Of course I've always thought shows like Law & Order must drive some attorneys crazy in a similar way over all the improper questions and other poor procedure used in the courtroom scenes. Reality is not only boring, it's lengthy, too. While televised trials have shown there's some audience for reality, is that only because the news anchors on channels showing TV trials are so opinionated? Would unadulterated reality ever make it on TV?

I don't think about that last question much. TV will be whatever TV people make it. Instead I think about just how much of our society is obviously fake. The fakes are not obvious to everyone. Rarely are they as objective as a backwards chest x-ray, yet fake ideas, fake history, and fake science are all daily experiences unless I keep very much to myself.

So I came to something I said last time. I never have found a role model about whom I would say, "This person has it exactly right." There's no one like that in politics or religion, no one regarding how to live life or have interpersonal relationships. Even scientists become fake when they talk beyond their expertise. Reality and experience are the teachers. Science confirmed that for me in many ways. Yet I am not atheist or agnostic. I know God. If no one else believes that, I still know God. God has never put up a chest x-ray backwards or anything like that to make me question that He is God. But He has told me things that say He is not the God traditionalists believe in. He does not have unlimited power. He does not have unlimited knowledge. As a matter of fact, He has no database at all to feed me any fact I don't already know. He's never told me there's some bag of money hidden in some bushes for me. What He does do is take my concerns and order them in ways that amaze me, giving me a clear direction in some area where I felt confused on my own. He's answered my prayers in other ways, taking away some negative emotions, reinforcing others, giving me strength and comfort as I need it, often without my asking.

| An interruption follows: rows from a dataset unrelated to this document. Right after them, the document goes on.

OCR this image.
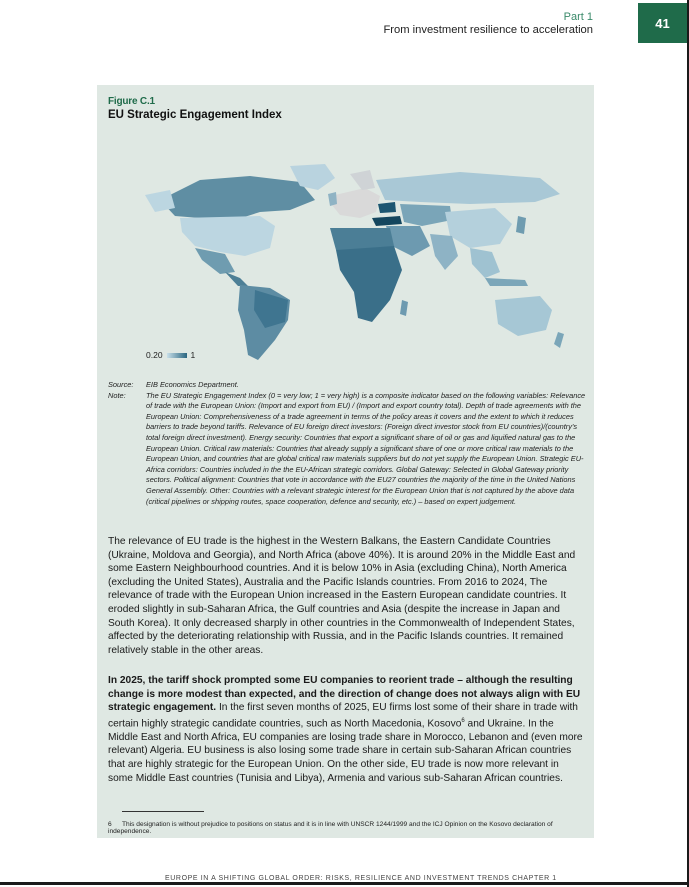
Part 1
From investment resilience to acceleration	41
Figure C.1
EU Strategic Engagement Index
0.20	1
Source:	EIB Economics Department.
Note:	The EU Strategic Engagement Index (0 = very low; 1 = very high) is a composite indicator based on the following variables: Relevance of trade with the European Union: (Import and export from EU) / (Import and export country total). Depth of trade agreements with the European Union: Comprehensiveness of a trade agreement in terms of the policy areas it covers and the extent to which it reduces barriers to trade beyond tariffs. Relevance of EU foreign direct investors: (Foreign direct investor stock from EU countries)/(country's total foreign direct investment). Energy security: Countries that export a significant share of oil or gas and liquified natural gas to the European Union. Critical raw materials: Countries that already supply a significant share of one or more critical raw materials to the European Union, and countries that are global critical raw materials suppliers but do not yet supply the European Union. Strategic EU-Africa corridors: Countries included in the the EU-African strategic corridors. Global Gateway: Selected in Global Gateway priority sectors. Political alignment: Countries that vote in accordance with the EU27 countries the majority of the time in the United Nations General Assembly. Other: Countries with a relevant strategic interest for the European Union that is not captured by the above data (critical pipelines or shipping routes, space cooperation, defence and security, etc.) – based on expert judgement.
The relevance of EU trade is the highest in the Western Balkans, the Eastern Candidate Countries (Ukraine, Moldova and Georgia), and North Africa (above 40%). It is around 20% in the Middle East and some Eastern Neighbourhood countries. And it is below 10% in Asia (excluding China), North America (excluding the United States), Australia and the Pacific Islands countries. From 2016 to 2024, The relevance of trade with the European Union increased in the Eastern European candidate countries. It eroded slightly in sub-Saharan Africa, the Gulf countries and Asia (despite the increase in Japan and South Korea). It only decreased sharply in other countries in the Commonwealth of Independent States, affected by the deteriorating relationship with Russia, and in the Pacific Islands countries. It remained relatively stable in the other areas.
In 2025, the tariff shock prompted some EU companies to reorient trade – although the resulting change is more modest than expected, and the direction of change does not always align with EU strategic engagement. In the first seven months of 2025, EU firms lost some of their share in trade with certain highly strategic candidate countries, such as North Macedonia, Kosovo$^6$ and Ukraine. In the Middle East and North Africa, EU companies are losing trade share in Morocco, Lebanon and (even more relevant) Algeria. EU business is also losing some trade share in certain sub-Saharan African countries that are highly strategic for the European Union. On the other side, EU trade is now more relevant in some Middle East countries (Tunisia and Libya), Armenia and various sub-Saharan African countries.
6 This designation is without prejudice to positions on status and it is in line with UNSCR 1244/1999 and the ICJ Opinion on the Kosovo declaration of independence.
EUROPE IN A SHIFTING GLOBAL ORDER: RISKS, RESILIENCE AND INVESTMENT TRENDS CHAPTER 1
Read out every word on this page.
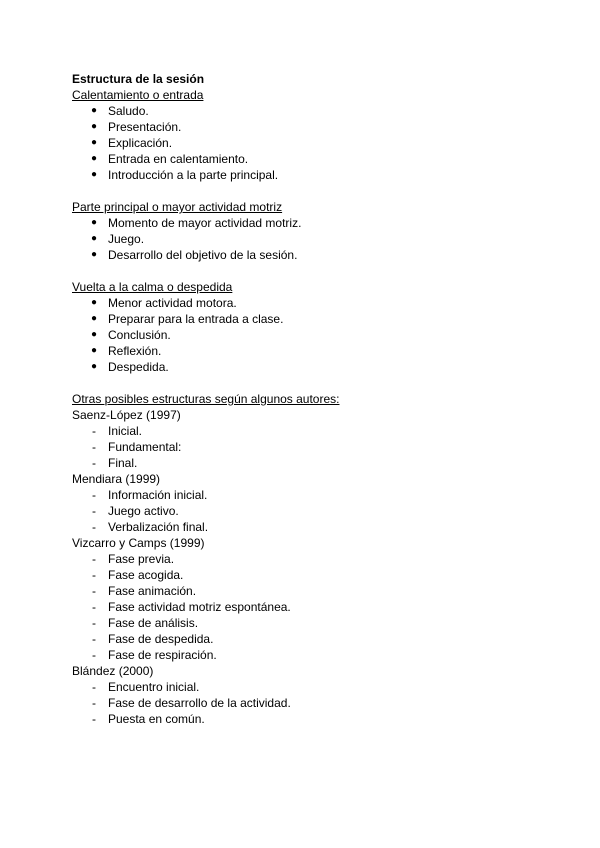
Estructura de la sesión
Calentamiento o entrada
● Saludo.
● Presentación.
● Explicación.
● Entrada en calentamiento.
● Introducción a la parte principal.
Parte principal o mayor actividad motriz
● Momento de mayor actividad motriz.
● Juego.
● Desarrollo del objetivo de la sesión.
Vuelta a la calma o despedida
● Menor actividad motora.
● Preparar para la entrada a clase.
● Conclusión.
● Reflexión.
● Despedida.
Otras posibles estructuras según algunos autores:
Saenz-López (1997)
- Inicial.
- Fundamental:
- Final.
Mendiara (1999)
- Información inicial.
- Juego activo.
- Verbalización final.
Vizcarro y Camps (1999)
- Fase previa.
- Fase acogida.
- Fase animación.
- Fase actividad motriz espontánea.
- Fase de análisis.
- Fase de despedida.
- Fase de respiración.
Blández (2000)
- Encuentro inicial.
- Fase de desarrollo de la actividad.
- Puesta en común.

That is the God I came to know after that road-to-Damascus experience 17 years ago. I look at our culture, and almost everyone is talking about some other God, both theists and atheists, getting so many parts of what I know backwards. I try to do the same thing as when I see a backwards chest x-ray on TV, just shrug and realize that I'm listening to fantasy. But so much of our culture is backwards. Many of my fellow liberals like the idea that all religions are true. Yet I find greater truth in saying all religions are false in some way or all dogma is false, as I wrote recently.

Most of life is not as objectively wrong as a backwards chest x-ray, but it is just as backwards. People tend to say their enemies are wrong, but not them, oh no. People like to think they know what they're doing. It doesn't look that way. It looks like life is bigger than almost everyone.

Maybe nature will help us out through cultural evolution being driven by our nature, working on our institutions that have been building since the agriculture revolution. Hopefully when we finish adpting to that and to the scientific revolution, we'll be smarter, humbler and kinder, because the alternatives are so deadly. Maybe God will help with this. Maybe He'd rather see what happens naturally, for the most part. No matter how ugly the present looks to me, I can find hope.

But I can also find ugly and mistakes. I can decide what to do besides yell at the TV that the chest x-ray is backwards. It's not much. God confirms that for me, that there's not much I can do. I can live my life with Him and see how much better that is than without Him, but to tell that to anyone raises such impossible questions, from those who say there is no God to those who are certain they already know Him.

The heart is on the lower left. It's too bad all of life doesn't come with such clear directions. At the same time, I'm forever reminded at how badly people do with even those simple directions.